7. The plain English summary was updated to reflect these changes.
28/02/2025: The following changes were made to the study record:
1. The scientific title was changed from 'A single arm, single center observational longitudinal cohort study of live birth rate for ovarian support cell in vitro maturation (OSC-IVM) application during in vitro fertilization procedures for infertility treatment' to 'Observational longitudinal cohort study of live birth rate for ovarian support cell in vitro maturation (OSC-IVM) application during in vitro fertilization procedures for infertility treatment'.

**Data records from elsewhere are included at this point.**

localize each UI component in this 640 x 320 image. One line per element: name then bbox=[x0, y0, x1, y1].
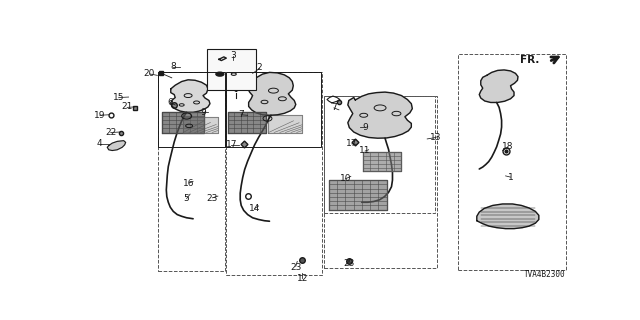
Circle shape bbox=[216, 72, 224, 76]
Text: 12: 12 bbox=[296, 274, 308, 283]
Text: 19: 19 bbox=[94, 111, 106, 120]
Polygon shape bbox=[363, 152, 401, 172]
Text: 13: 13 bbox=[430, 133, 442, 142]
Bar bbox=[158, 72, 225, 271]
Text: 11: 11 bbox=[360, 146, 371, 155]
Text: 15: 15 bbox=[113, 92, 124, 101]
Text: 7: 7 bbox=[331, 103, 337, 112]
Text: 3: 3 bbox=[230, 51, 236, 60]
Text: 18: 18 bbox=[502, 142, 513, 151]
Polygon shape bbox=[108, 141, 125, 150]
Polygon shape bbox=[248, 72, 296, 115]
Text: 1: 1 bbox=[508, 173, 513, 182]
Polygon shape bbox=[479, 70, 518, 102]
Bar bbox=[458, 54, 566, 270]
Text: 23: 23 bbox=[290, 262, 301, 272]
Text: 10: 10 bbox=[340, 174, 351, 183]
Text: 17: 17 bbox=[225, 140, 237, 149]
Text: 21: 21 bbox=[122, 102, 133, 111]
Polygon shape bbox=[477, 204, 539, 228]
Text: 9: 9 bbox=[200, 108, 206, 117]
Text: 17: 17 bbox=[346, 139, 358, 148]
Text: 22: 22 bbox=[105, 128, 116, 137]
Text: 23: 23 bbox=[207, 194, 218, 203]
Bar bbox=[207, 50, 255, 90]
Text: 16: 16 bbox=[184, 179, 195, 188]
Polygon shape bbox=[228, 112, 266, 132]
Text: 8: 8 bbox=[170, 62, 176, 71]
Text: 7: 7 bbox=[238, 110, 244, 119]
Text: 20: 20 bbox=[144, 69, 155, 78]
Text: 14: 14 bbox=[249, 204, 260, 213]
Polygon shape bbox=[269, 115, 302, 132]
Bar bbox=[227, 72, 321, 147]
Polygon shape bbox=[162, 112, 204, 132]
Text: 23: 23 bbox=[343, 259, 355, 268]
Bar bbox=[158, 72, 225, 147]
Text: 9: 9 bbox=[362, 123, 368, 132]
Text: 2: 2 bbox=[257, 63, 262, 72]
Text: TVA4B2300: TVA4B2300 bbox=[524, 270, 565, 279]
Bar bbox=[324, 96, 435, 213]
Polygon shape bbox=[171, 80, 210, 112]
Bar bbox=[324, 96, 437, 268]
Text: FR.: FR. bbox=[520, 55, 540, 65]
Text: 4: 4 bbox=[97, 139, 102, 148]
Bar bbox=[227, 72, 321, 275]
Polygon shape bbox=[329, 180, 387, 210]
Polygon shape bbox=[183, 117, 218, 132]
Text: 6: 6 bbox=[168, 98, 173, 107]
Polygon shape bbox=[348, 92, 412, 138]
Text: 5: 5 bbox=[184, 194, 189, 203]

2. The acronym was changed from OSC-IVM-1 to OSC-IVM-CL-2/3.
3. The study design was changed from 'Single-arm single-center observational longitudinal cohort study ' to 'Observational longitudinal cohort study'.
4. The overall study end date was changed from 30/12/2024 to 30/12/2025.
5. The interventions and inclusion/exclusion criteria were updated.
6. The target number of participants was changed from 20 to 40.
7. The total final enrolment was changed from 20 to 40.
8. The recruitment end date was changed from 01/04/2024 to 02/04/2024.
9. Mexico was added to the countries of recruitment.
10. Clinica Fertilidad Integral was added to the study participating centres.
31/10/2023: Trial's existence confirmed by Comité Institucional de Ética en Investigación Facultad de Medicina Humana USMP.